Taking n → ∞, we have

$$\begin{array}{c}\mu \left(f^{n+\mathrm{1}}{x}_{\mathrm{0}}-f{x}_{\ast },t\right)\to \mathrm{1}.\end{array}$$ (17)

This means fx _∗ = x _∗, since 𝒯 _μ is Hausdorff. To show that the fixed point of f is unique, assume that y _∗ ∈ V is a fixed point of f as well. Finally, we obtain that

$$\begin{array}{c}\mu \left(x_{\ast }-y_{\ast },t\right)=\mu \left(f{x}_{\ast }-f{y}_{\ast },t\right)\\ \ge q\mu \left(x_{\ast }-y_{\ast },t\right)+\left(\mathrm{1}-q\right).\end{array}$$ (18)

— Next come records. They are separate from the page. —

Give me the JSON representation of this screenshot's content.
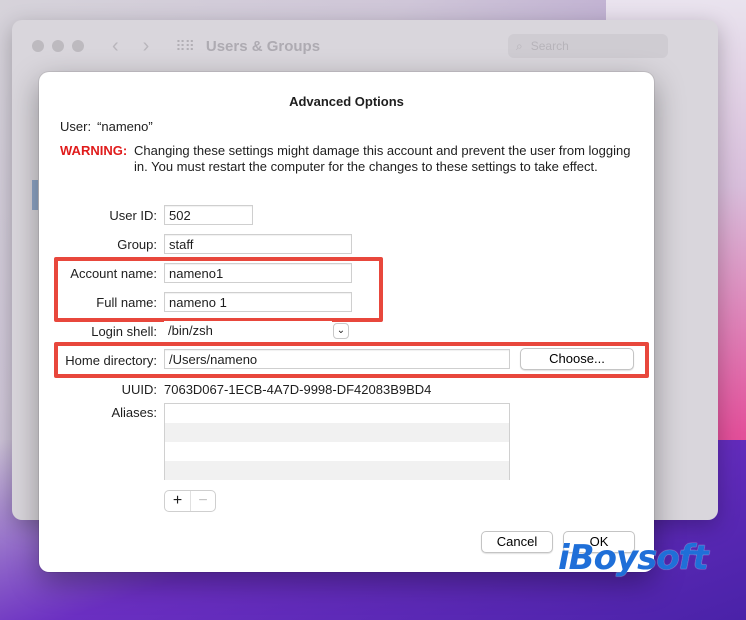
{
  "background_window": {
    "title": "Users & Groups",
    "search_placeholder": "Search"
  },
  "dialog": {
    "title": "Advanced Options",
    "user_label": "User:",
    "user_value": "“nameno”",
    "warning_label": "WARNING:",
    "warning_text": "Changing these settings might damage this account and prevent the user from logging in. You must restart the computer for the changes to these settings to take effect.",
    "fields": {
      "user_id": {
        "label": "User ID:",
        "value": "502"
      },
      "group": {
        "label": "Group:",
        "value": "staff"
      },
      "account_name": {
        "label": "Account name:",
        "value": "nameno1"
      },
      "full_name": {
        "label": "Full name:",
        "value": "nameno 1"
      },
      "login_shell": {
        "label": "Login shell:",
        "value": "/bin/zsh"
      },
      "home_directory": {
        "label": "Home directory:",
        "value": "/Users/nameno"
      },
      "uuid": {
        "label": "UUID:",
        "value": "7063D067-1ECB-4A7D-9998-DF42083B9BD4"
      },
      "aliases": {
        "label": "Aliases:"
      }
    },
    "buttons": {
      "choose": "Choose...",
      "add": "+",
      "remove": "−",
      "cancel": "Cancel",
      "ok": "OK"
    }
  },
  "watermark": "iBoysoft",
  "colors": {
    "highlight": "#e8473c",
    "warning": "#e01b1b",
    "watermark": "#1f6fd8"
  }
}
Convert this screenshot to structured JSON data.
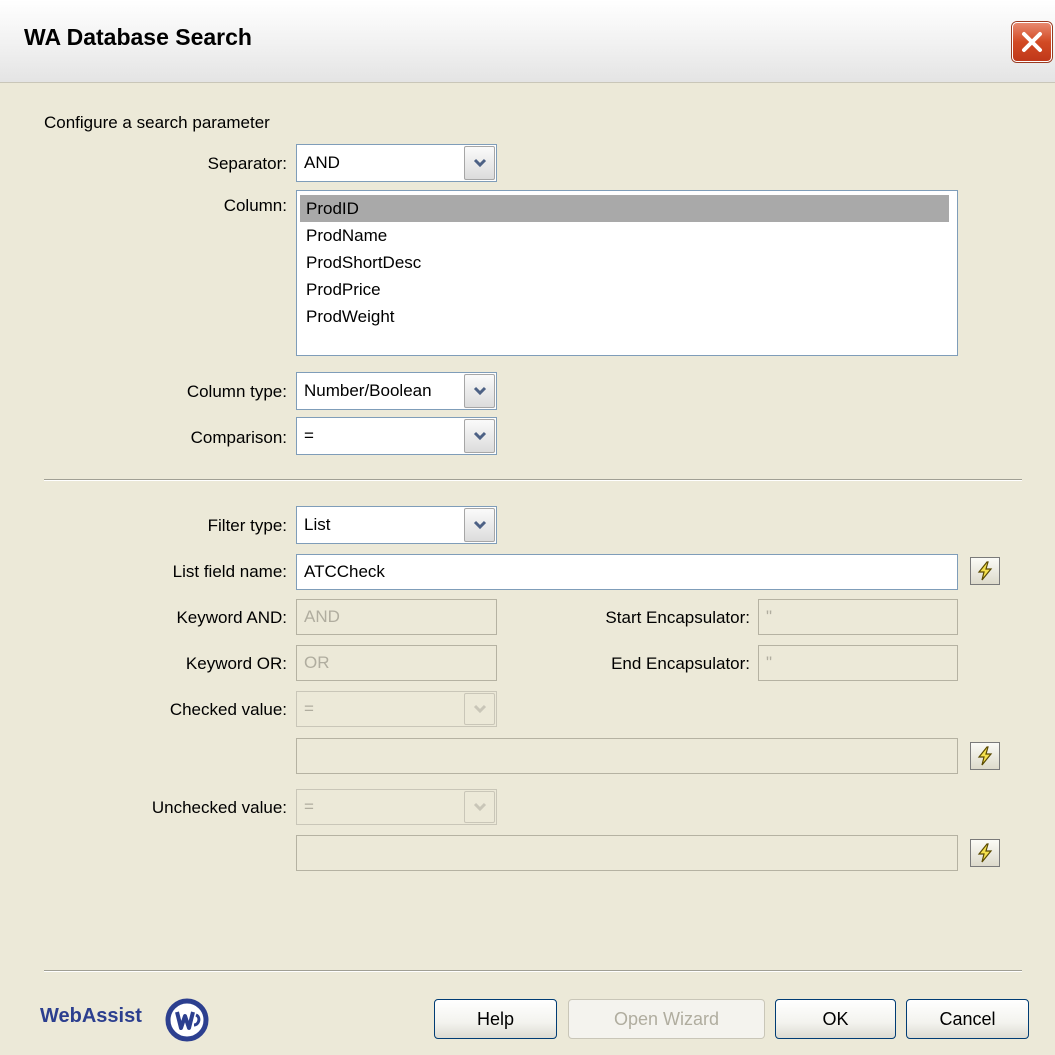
{
  "window": {
    "title": "WA Database Search"
  },
  "section_title": "Configure a search parameter",
  "separator": {
    "label": "Separator:",
    "value": "AND"
  },
  "column": {
    "label": "Column:",
    "items": [
      "ProdID",
      "ProdName",
      "ProdShortDesc",
      "ProdPrice",
      "ProdWeight"
    ],
    "selected": "ProdID"
  },
  "column_type": {
    "label": "Column type:",
    "value": "Number/Boolean"
  },
  "comparison": {
    "label": "Comparison:",
    "value": "="
  },
  "filter_type": {
    "label": "Filter type:",
    "value": "List"
  },
  "list_field_name": {
    "label": "List field name:",
    "value": "ATCCheck"
  },
  "keyword_and": {
    "label": "Keyword AND:",
    "value": "AND"
  },
  "keyword_or": {
    "label": "Keyword OR:",
    "value": "OR"
  },
  "start_encapsulator": {
    "label": "Start Encapsulator:",
    "value": "\""
  },
  "end_encapsulator": {
    "label": "End Encapsulator:",
    "value": "\""
  },
  "checked_value": {
    "label": "Checked value:",
    "comparison": "=",
    "value": ""
  },
  "unchecked_value": {
    "label": "Unchecked value:",
    "comparison": "=",
    "value": ""
  },
  "footer": {
    "logo_text": "WebAssist",
    "help_label": "Help",
    "open_wizard_label": "Open Wizard",
    "ok_label": "OK",
    "cancel_label": "Cancel"
  },
  "icons": {
    "dropdown": "chevron-down-icon",
    "dynamic": "lightning-bolt-icon",
    "close": "close-icon",
    "logo": "webassist-logo"
  }
}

Hence, we have μ(x _∗ − y _∗, t)(1 − q)≥(1 − q) which implies that μ(x _∗ − y _∗, t) = 1. Therefore, it must be the case that x _∗ = y _∗, and so the conclusion is fulfilled.

Open Question 1 —

Is Theorem 7 true under the assumption that V is μ-complete as in Theorem 6?